Da redação
2025 será lembrado como o ano em que a discussão sobre sustentabilidade deixou de ser um subtema técnico do setor automotivo e se converteu em uma agenda estratégica de Estado. Isso ficou evidente durante a COP-30, realizada no Brasil, onde a transição para uma mobilidade de baixo carbono passou de discurso aspiracional para um dos principais focos do debate setorial. No centro dessa narrativa esteve o Programa Mobilidade Verde e Inovação (Mover), concebido como sucessor do regime anterior e posicionado como o motor regulatório da descarbonização automotiva nacional.
O Mover ampliou os incentivos estruturais para inovação tecnológica e metas de redução de emissões, criando um ambiente mais propício para investimentos em eficiência energética, tecnologias híbridas e elétricas, e processos industriais de menor impacto ambiental. O conceito de “reciclabilidade veicular” — ainda em fase de regulamentação — também entrou no debate como um elemento chave para transformar o setor num ciclo verdadeiramente circular.

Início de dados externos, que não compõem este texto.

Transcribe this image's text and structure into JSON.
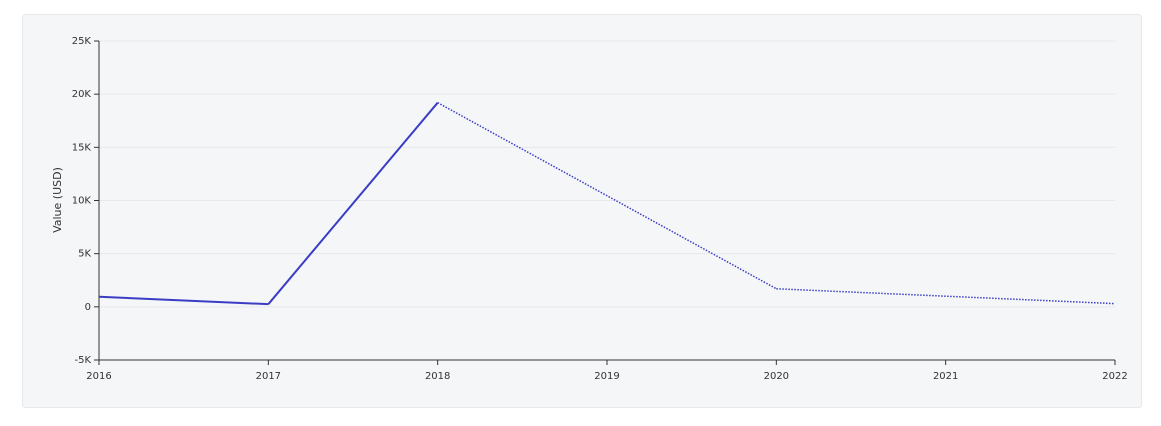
{
  "chart_data": {
    "type": "line",
    "y_label": "Value (USD)",
    "x": [
      2016,
      2017,
      2018,
      2020,
      2022
    ],
    "series": [
      {
        "color": "#3a3dc4",
        "values": [
          950,
          250,
          19200,
          1700,
          300
        ]
      }
    ],
    "segment_styles": [
      "solid",
      "solid",
      "dotted",
      "dotted"
    ],
    "xlim": [
      2016,
      2022
    ],
    "xticks": [
      2016,
      2017,
      2018,
      2019,
      2020,
      2021,
      2022
    ],
    "ylim": [
      -5000,
      25000
    ],
    "yticks": [
      {
        "value": -5000,
        "label": "-5K"
      },
      0,
      {
        "value": 5000,
        "label": "5K"
      },
      {
        "value": 10000,
        "label": "10K"
      },
      {
        "value": 15000,
        "label": "15K"
      },
      {
        "value": 20000,
        "label": "20K"
      },
      {
        "value": 25000,
        "label": "25K"
      }
    ],
    "grid": true
  }
}
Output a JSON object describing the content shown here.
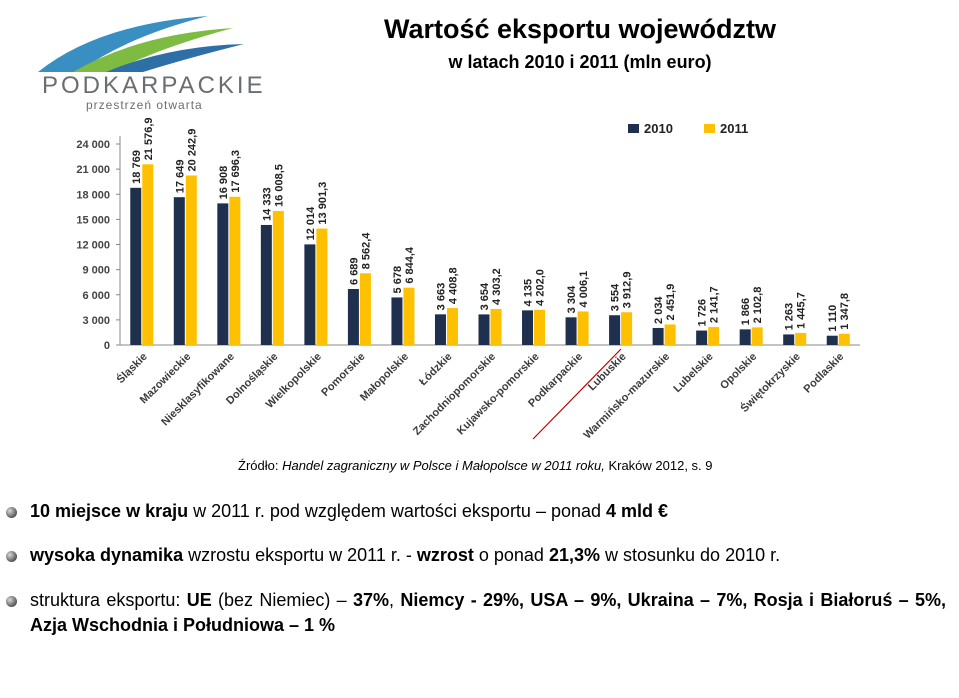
{
  "header": {
    "title": "Wartość eksportu województw",
    "subtitle": "w latach 2010 i 2011 (mln euro)"
  },
  "logo": {
    "wordmark": "PODKARPACKIE",
    "tagline": "przestrzeń otwarta"
  },
  "colors": {
    "series_2010": "#1f2f4e",
    "series_2011": "#ffc000",
    "highlight_underline": "#c00000"
  },
  "chart_data": {
    "type": "bar",
    "title": "",
    "xlabel": "",
    "ylabel": "",
    "ylim": [
      0,
      24000
    ],
    "yticks": [
      "0",
      "3 000",
      "6 000",
      "9 000",
      "12 000",
      "15 000",
      "18 000",
      "21 000",
      "24 000"
    ],
    "grid": false,
    "legend_position": "top-right",
    "categories": [
      "Śląskie",
      "Mazowieckie",
      "Niesklasyfikowane",
      "Dolnośląskie",
      "Wielkopolskie",
      "Pomorskie",
      "Małopolskie",
      "Łódzkie",
      "Zachodniopomorskie",
      "Kujawsko-pomorskie",
      "Podkarpackie",
      "Lubuskie",
      "Warmińsko-mazurskie",
      "Lubelskie",
      "Opolskie",
      "Świętokrzyskie",
      "Podlaskie"
    ],
    "highlighted_category": "Podkarpackie",
    "series": [
      {
        "name": "2010",
        "values": [
          18769,
          17649,
          16908,
          14333,
          12014,
          6689,
          5678,
          3663,
          3654,
          4135,
          3304,
          3554,
          2034,
          1726,
          1866,
          1263,
          1110
        ],
        "labels": [
          "18 769",
          "17 649",
          "16 908",
          "14 333",
          "12 014",
          "6 689",
          "5 678",
          "3 663",
          "3 654",
          "4 135",
          "3 304",
          "3 554",
          "2 034",
          "1 726",
          "1 866",
          "1 263",
          "1 110"
        ]
      },
      {
        "name": "2011",
        "values": [
          21576.9,
          20242.9,
          17696.3,
          16008.5,
          13901.3,
          8562.4,
          6844.4,
          4408.8,
          4303.2,
          4202.0,
          4006.1,
          3912.9,
          2451.9,
          2141.7,
          2102.8,
          1445.7,
          1347.8
        ],
        "labels": [
          "21 576,9",
          "20 242,9",
          "17 696,3",
          "16 008,5",
          "13 901,3",
          "8 562,4",
          "6 844,4",
          "4 408,8",
          "4 303,2",
          "4 202,0",
          "4 006,1",
          "3 912,9",
          "2 451,9",
          "2 141,7",
          "2 102,8",
          "1 445,7",
          "1 347,8"
        ]
      }
    ]
  },
  "source": {
    "prefix": "Źródło: ",
    "italic": "Handel zagraniczny w Polsce i Małopolsce w 2011 roku,",
    "suffix": " Kraków 2012, s. 9"
  },
  "bullets": [
    {
      "segments": [
        {
          "text": "10 miejsce w kraju",
          "bold": true
        },
        {
          "text": " w 2011 r. pod względem wartości eksportu – ponad ",
          "bold": false
        },
        {
          "text": "4 mld €",
          "bold": true
        }
      ]
    },
    {
      "segments": [
        {
          "text": "wysoka dynamika",
          "bold": true
        },
        {
          "text": " wzrostu eksportu w 2011 r. - ",
          "bold": false
        },
        {
          "text": "wzrost",
          "bold": true
        },
        {
          "text": " o ponad ",
          "bold": false
        },
        {
          "text": "21,3%",
          "bold": true
        },
        {
          "text": " w stosunku do 2010 r.",
          "bold": false
        }
      ]
    },
    {
      "segments": [
        {
          "text": "struktura eksportu: ",
          "bold": false
        },
        {
          "text": "UE",
          "bold": true
        },
        {
          "text": " (bez Niemiec) – ",
          "bold": false
        },
        {
          "text": "37%",
          "bold": true
        },
        {
          "text": ", ",
          "bold": false
        },
        {
          "text": "Niemcy - 29%, USA – 9%, Ukraina – 7%, Rosja i Białoruś – 5%, Azja Wschodnia i Południowa – 1 %",
          "bold": true
        }
      ]
    }
  ]
}
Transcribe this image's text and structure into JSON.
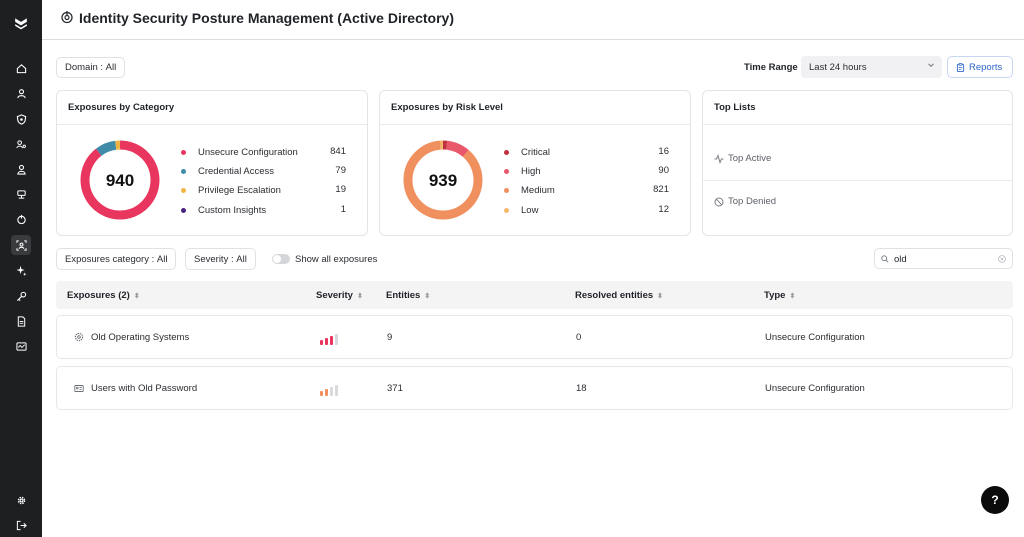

Entretanto, passado o momento das promessas e das intenções políticas, 2025 expôs com clareza os desafios práticos dessa transição. A ausência de regulamentações complementares claras, especialmente em critérios técnicos para geração e validação de créditos ambientais, tem dificultado a implementação plena de alguns dispositivos do programa. Em muitos casos, grandes grupos com maior capacidade de investimento avançaram rapidamente, concentrando benefícios, ao passo que empresas de menor porte lutam para se inserir no novo ecossistema competitivo. Essa dicotomia entre ambição e execução faz de 2025 um ano de pontes e tensões estruturais para a indústria automotiva. A COP-30 colocou o Brasil no centro das discussões globais sobre mobilidade sustentável, mas a verdadeira prova de fogo para as políticas do Mover só virá com a capacidade de transformar intenção em impacto mensurável — e de fazê-lo de maneira inclusiva para toda a cadeia produtiva.